COMO ESTÃO NOSSAS CRIANÇAS NA PANDEMIA?
Como estão nossas crianças na pandemia?
* Ariádni Cristina Mecenas de Freitas.
**Vânia Barbosa Adorno Bitencourt
RESUMO:
Este artigo trata dos desafios enfrentados pelo poder público em relação ao acolhimento institucional de crianças e adolescentes no contexto da Pandemia Covid-19 e da necessidade de um olhar sensível da sociedade para a problemática, afim de minorar o período de institucionalização e evitar novas situações de maus tratos e abandono por parte dos responsáveis legais.
PALAVRAS CHAVE: criança e adolescente – acolhimento institucional – Pandemia – desafios
Não, não estamos falando dos nossos filhos. Referimo-nos às nossas crianças e adolescentes que estão em casas de acolhimento, que foram vítimas de abandono, maus tratos, que estavam em situação de rua ou expostas a toda sorte de violência.
Se antes da pandemia Covid-19 era um desafio para as redes de proteção promover as ações protetivas previstas no Estatuto da Criança e do Adolescente, notadamente o cumprimento dos prazos para desacolhimento institucional em razão da própria complexidade inerente ao processo que permeia o abandono, desamparo ou situação de violência dos pais ou responsáveis legais em face da criança ou adolescente, imagina agora, neste momento em que todos já estão fartos de tanta injustiça, de tanta deturpação do ordenamento jurídico garantista, validada pela situação de excepcionalidade em que vivemos (estado de calamidade pública).

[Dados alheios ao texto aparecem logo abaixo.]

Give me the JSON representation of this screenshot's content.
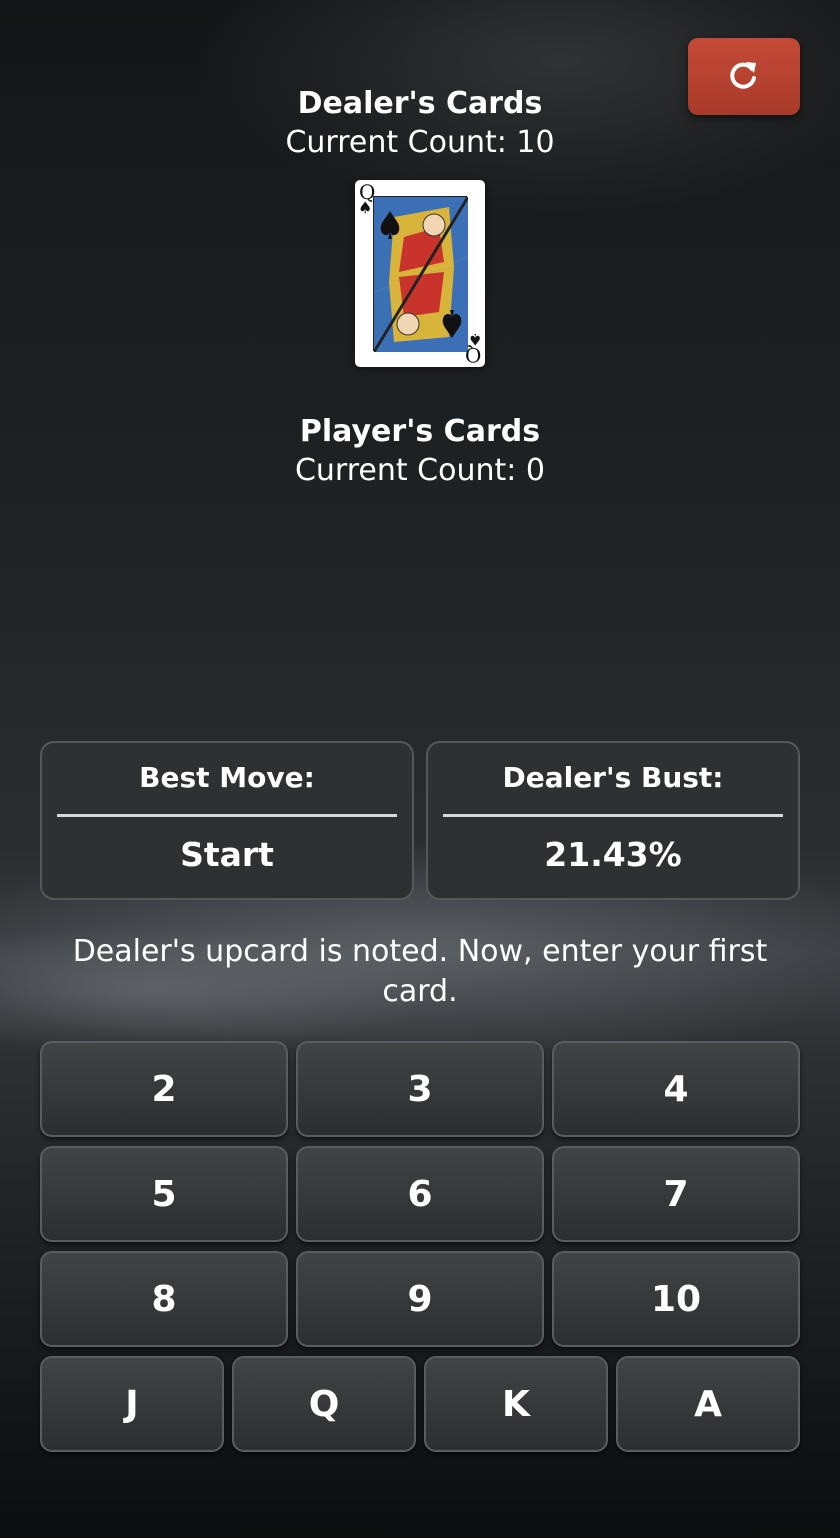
{
  "reset": {
    "icon": "refresh-icon",
    "color": "#b94130"
  },
  "dealer": {
    "title": "Dealer's Cards",
    "count_label": "Current Count: 10",
    "cards": [
      {
        "rank": "Q",
        "suit": "♠",
        "name": "queen-of-spades"
      }
    ]
  },
  "player": {
    "title": "Player's Cards",
    "count_label": "Current Count: 0",
    "cards": []
  },
  "best_move": {
    "label": "Best Move:",
    "value": "Start"
  },
  "dealer_bust": {
    "label": "Dealer's Bust:",
    "value": "21.43%"
  },
  "message": "Dealer's upcard is noted. Now, enter your first card.",
  "keypad": {
    "row1": [
      "2",
      "3",
      "4"
    ],
    "row2": [
      "5",
      "6",
      "7"
    ],
    "row3": [
      "8",
      "9",
      "10"
    ],
    "row4": [
      "J",
      "Q",
      "K",
      "A"
    ]
  }
}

Ora, a Convenção Internacional sobre os direitos da Criança adotada pela Assembleia Geral da ONU e ratificada pelo Brasil, erigida ao status de norma constitucional (arts. 7. 1, 9, 20)[1], a nossa Constituição Federal (art. 227[2] e seguintes) e o Estatuto da Criança e do Adolescente (arts. 19[3] e seguintes) preveem como prioridade absoluta o direito da criança e do adolescente à convivência familiar e comunitária e o dever de colocá-los a salvo de toda forma de negligência, discriminação, exploração, violência, crueldade e opressão. Tais diplomas também preconizam que, caso haja necessidade de acolhimento institucional, que este seja temporário e somente pelo prazo necessário à reintegração da criança ou adolescente à convivência familiar ou colocação em família substituta por meio, por exemplo, da adoção.
Entretanto, basta uma simples pesquisa na internet para ver o quanto a situação de pandemia agravou a questão do acolhimento dessas crianças e adolescentes em situação de vulnerabilidade[4]. É fato notório que há um número crescente de desamparo desses infantes pelas famílias em razão de vários fatores, como aumento da dificuldade financeira do núcleo familiar, morte dos responsáveis legais (afinal, chegamos à cifra de meio milhão de vidas perdidas), diminuição das ações filantrópicas e da capacidade das ONG’s que atuam como parceiras nas redes de proteção, além de inúmeros outros fatores.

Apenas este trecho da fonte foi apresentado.